Meditazioni sulla preghiera

da L’osservatore Romano del 16 Novembre

A questo punto possiamo anche recuperare quanto poteva esserci di valido in talune obiezioni (a dire il vero molto banalizzate) degli avversari della riforma liturgica e dei sostenitori del latino.
Si disse, da parte di qualcuno, che la lingua incomprensibile avrebbe meglio custodito il mistero e difeso la contemplazione. Argomento maldestro, in quanto il mistero non è qualcosa di subrazionale (come accade nel diaframma linguistico) bensì di sovrarazionale, il che è evidentemente ben altro. Il mistero è la divina trascendenza; e sarebbe ridicolo che la si potesse sconfiggere con un po’ di grammatica latina! Senza dir poi delle letture bibliche, totalmente frustrate da un tramite linguistico incomprensibile e incapace di mediare e trasmettere il Verbo, in parole accessibili. Tuttavia, al di là delle obiezioni goffe, possiamo cogliere un loro possibile senso: che, cioè, non si esaurisce tutto nell’intelligibile e nel didascalico, che la pedagogia non si attua solo a livello logico e che una ricerca esasperata di razionalità può talora violare alcune soglie di silenzio in cui abita, più direttamente, il mistero. Soltanto che il rimedio non è quello puerile e formalistico di regredire verso l’incomprensibilità di lingue arcane (rimedio, tra l’altro, inefficace per chiunque le conosca; per cui gli indotti sarebbero privilegiati sui sacerdoti e sugli uomini colti), ma di camminare in avanti, verso il mistero autentico, in forme d’approccio da inventare ma che lascino uno spazio più vasto al silenzio (quello vero), all’ascolto, alla poesia, con quel suo tanto di ineffabile e pur detto che varca i segni del puro razionale.
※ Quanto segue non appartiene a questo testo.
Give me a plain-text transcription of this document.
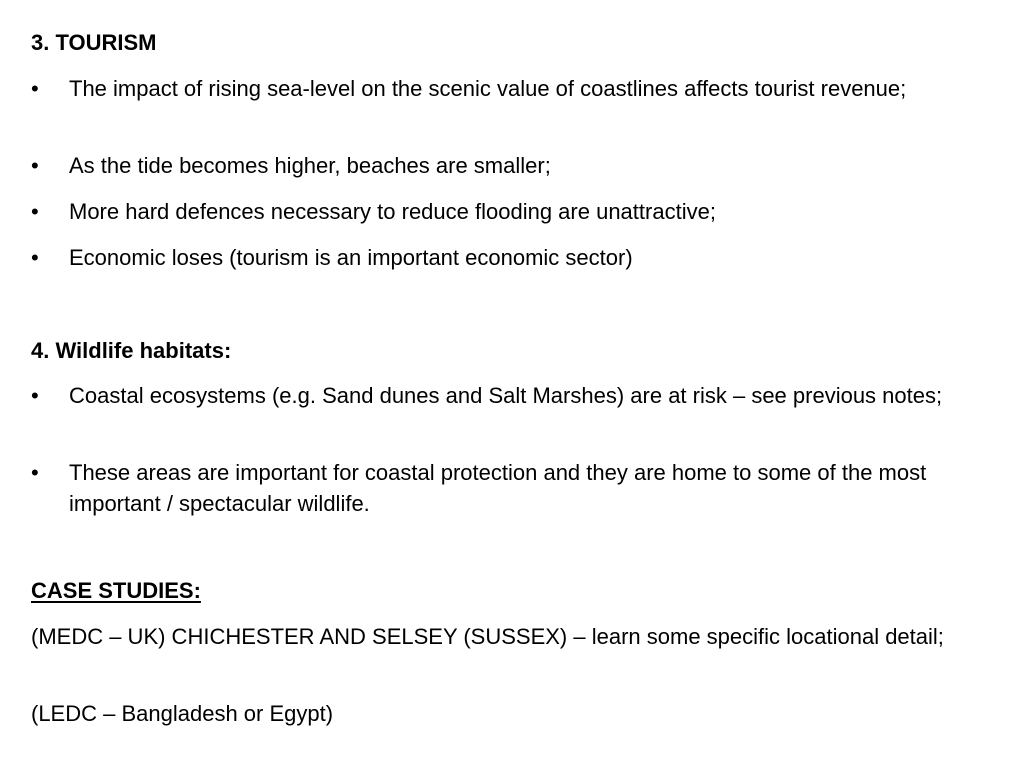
3. TOURISM
• The impact of rising sea-level on the scenic value of coastlines affects tourist revenue;
• As the tide becomes higher, beaches are smaller;
• More hard defences necessary to reduce flooding are unattractive;
• Economic loses (tourism is an important economic sector)
4. Wildlife habitats:
• Coastal ecosystems (e.g. Sand dunes and Salt Marshes) are at risk – see previous notes;
• These areas are important for coastal protection and they are home to some of the most important / spectacular wildlife.
CASE STUDIES:
(MEDC – UK) CHICHESTER AND SELSEY (SUSSEX) – learn some specific locational detail;
(LEDC – Bangladesh or Egypt)
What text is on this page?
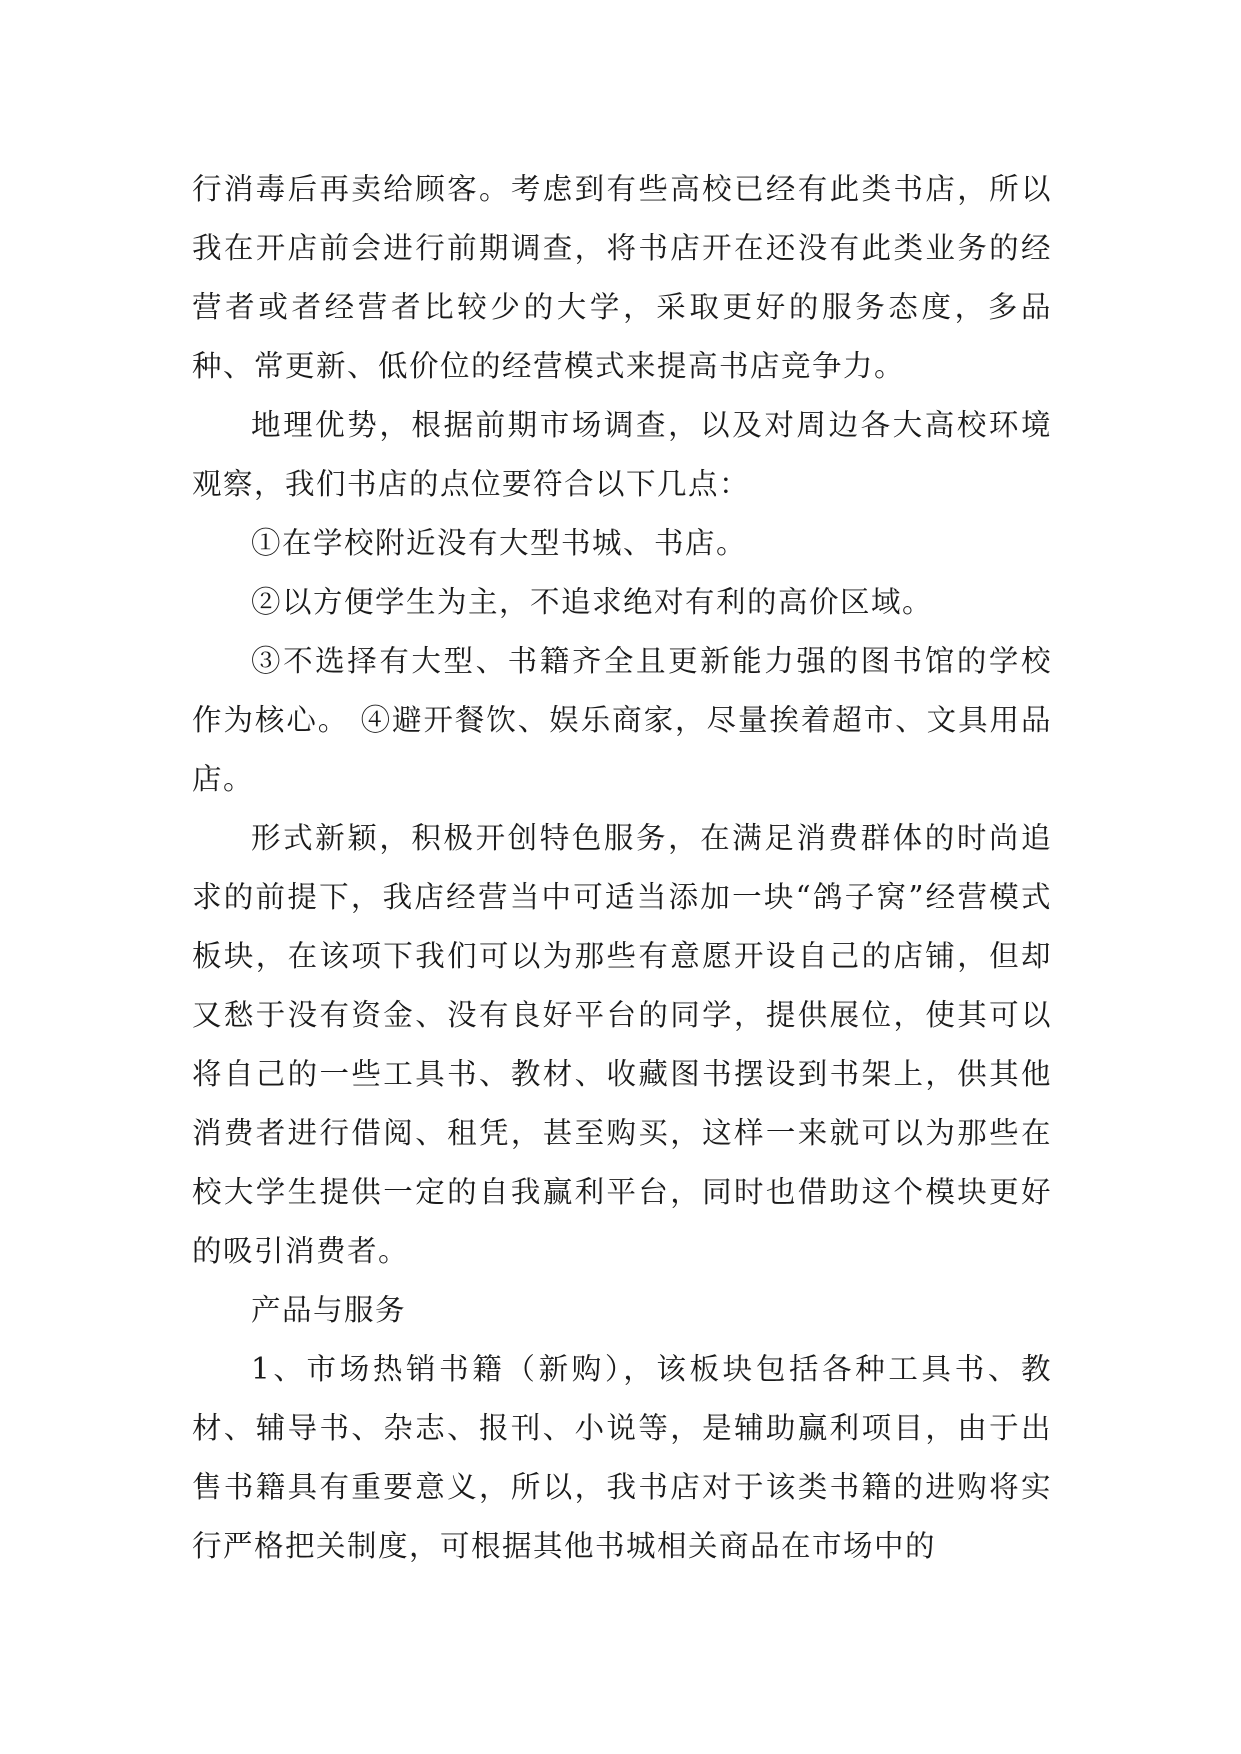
行消毒后再卖给顾客。考虑到有些高校已经有此类书店，所以我在开店前会进行前期调查，将书店开在还没有此类业务的经营者或者经营者比较少的大学，采取更好的服务态度，多品种、常更新、低价位的经营模式来提高书店竞争力。

地理优势，根据前期市场调查，以及对周边各大高校环境观察，我们书店的点位要符合以下几点：

①在学校附近没有大型书城、书店。

②以方便学生为主，不追求绝对有利的高价区域。

③不选择有大型、书籍齐全且更新能力强的图书馆的学校作为核心。 ④避开餐饮、娱乐商家，尽量挨着超市、文具用品店。

形式新颖，积极开创特色服务，在满足消费群体的时尚追求的前提下，我店经营当中可适当添加一块“鸽子窝”经营模式板块，在该项下我们可以为那些有意愿开设自己的店铺，但却又愁于没有资金、没有良好平台的同学，提供展位，使其可以将自己的一些工具书、教材、收藏图书摆设到书架上，供其他消费者进行借阅、租凭，甚至购买，这样一来就可以为那些在校大学生提供一定的自我赢利平台，同时也借助这个模块更好的吸引消费者。

产品与服务

1、市场热销书籍（新购），该板块包括各种工具书、教材、辅导书、杂志、报刊、小说等，是辅助赢利项目，由于出售书籍具有重要意义，所以，我书店对于该类书籍的进购将实行严格把关制度，可根据其他书城相关商品在市场中的
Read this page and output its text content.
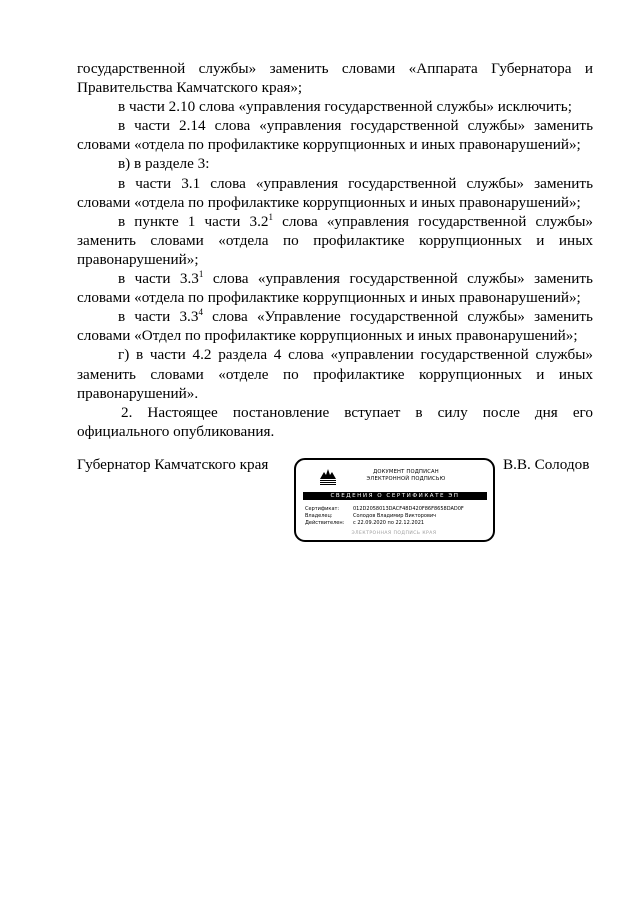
государственной службы» заменить словами «Аппарата Губернатора и Правительства Камчатского края»;

в части 2.10 слова «управления государственной службы» исключить;

в части 2.14 слова «управления государственной службы» заменить словами «отдела по профилактике коррупционных и иных правонарушений»;

в) в разделе 3:

в части 3.1 слова «управления государственной службы» заменить словами «отдела по профилактике коррупционных и иных правонарушений»;

в пункте 1 части $3.2^1$ слова «управления государственной службы» заменить словами «отдела по профилактике коррупционных и иных правонарушений»;

в части $3.3^1$ слова «управления государственной службы» заменить словами «отдела по профилактике коррупционных и иных правонарушений»;

в части $3.3^4$ слова «Управление государственной службы» заменить словами «Отдел по профилактике коррупционных и иных правонарушений»;

г) в части 4.2 раздела 4 слова «управлении государственной службы» заменить словами «отделе по профилактике коррупционных и иных правонарушений».

2. Настоящее постановление вступает в силу после дня его официального опубликования.

Губернатор Камчатского края	ДОКУМЕНТ ПОДПИСАН
ЭЛЕКТРОННОЙ ПОДПИСЬЮ
СВЕДЕНИЯ О СЕРТИФИКАТЕ ЭП
Сертификат:	012D2058013DACF48D420F86F8658DAD0F
Владелец:	Солодов Владимир Викторович
Действителен: с 22.09.2020 по 22.12.2021
ЭЛЕКТРОННАЯ ПОДПИСЬ КРАЯ
В.В. Солодов
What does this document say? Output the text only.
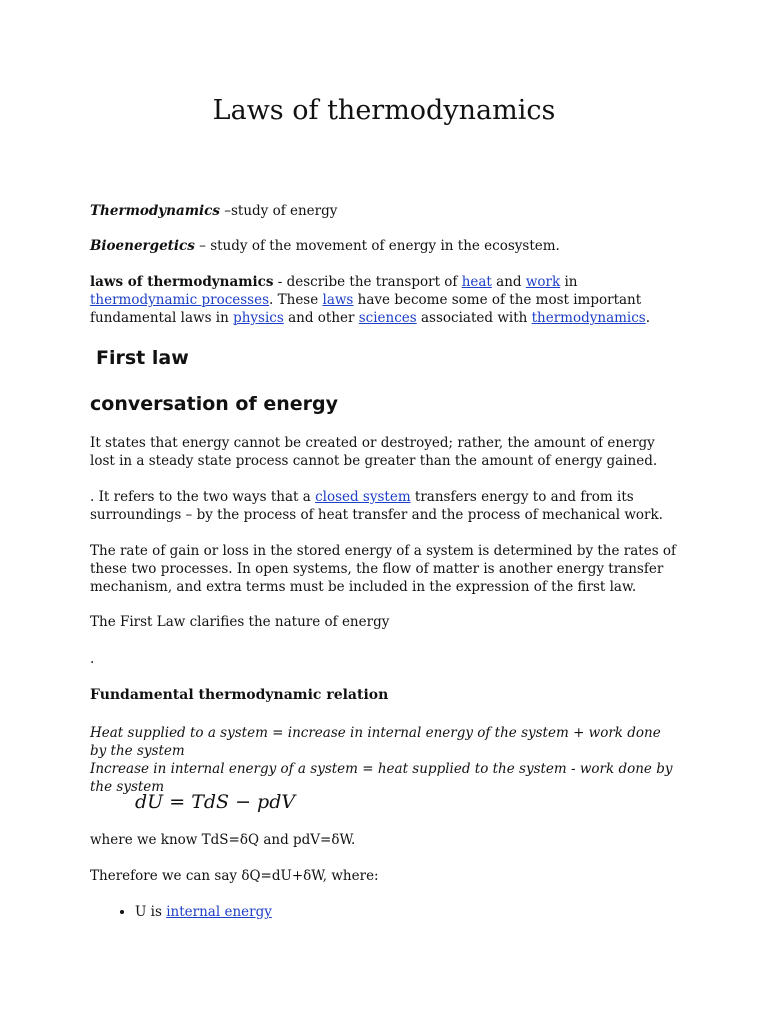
Laws of thermodynamics

Thermodynamics –study of energy

Bioenergetics – study of the movement of energy in the ecosystem.

laws of thermodynamics - describe the transport of heat and work in thermodynamic processes. These laws have become some of the most important fundamental laws in physics and other sciences associated with thermodynamics.

First law
conversation of energy

It states that energy cannot be created or destroyed; rather, the amount of energy lost in a steady state process cannot be greater than the amount of energy gained.

. It refers to the two ways that a closed system transfers energy to and from its surroundings – by the process of heat transfer and the process of mechanical work.

The rate of gain or loss in the stored energy of a system is determined by the rates of these two processes. In open systems, the flow of matter is another energy transfer mechanism, and extra terms must be included in the expression of the first law.

The First Law clarifies the nature of energy

.

Fundamental thermodynamic relation

Heat supplied to a system = increase in internal energy of the system + work done by the system

Increase in internal energy of a system = heat supplied to the system - work done by the system

dU = TdS − pdV

where we know TdS=δQ and pdV=δW.

Therefore we can say δQ=dU+δW, where:

• U is internal energy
Non va neanche negata a priori l’ipotesi che, in rari casi, l’incomprensibilità di una lingua sconosciuta possa tenere il posto del silenzio e reggere una contemplazione atematica, difendendola da quell’invadenza, da quel turbamento razionale che può rompere la quiete calmissima di certi stati di preghiera. Ma, in questo caso, il latino non vale più del greco o del sanscrito o di una filastrocca da bambini. Entriamo qui nella tecnica della contemplazione: un discorso che è stato del tutto eluso dalla nuova liturgia come, del resto, appariva lontano dalla vecchia.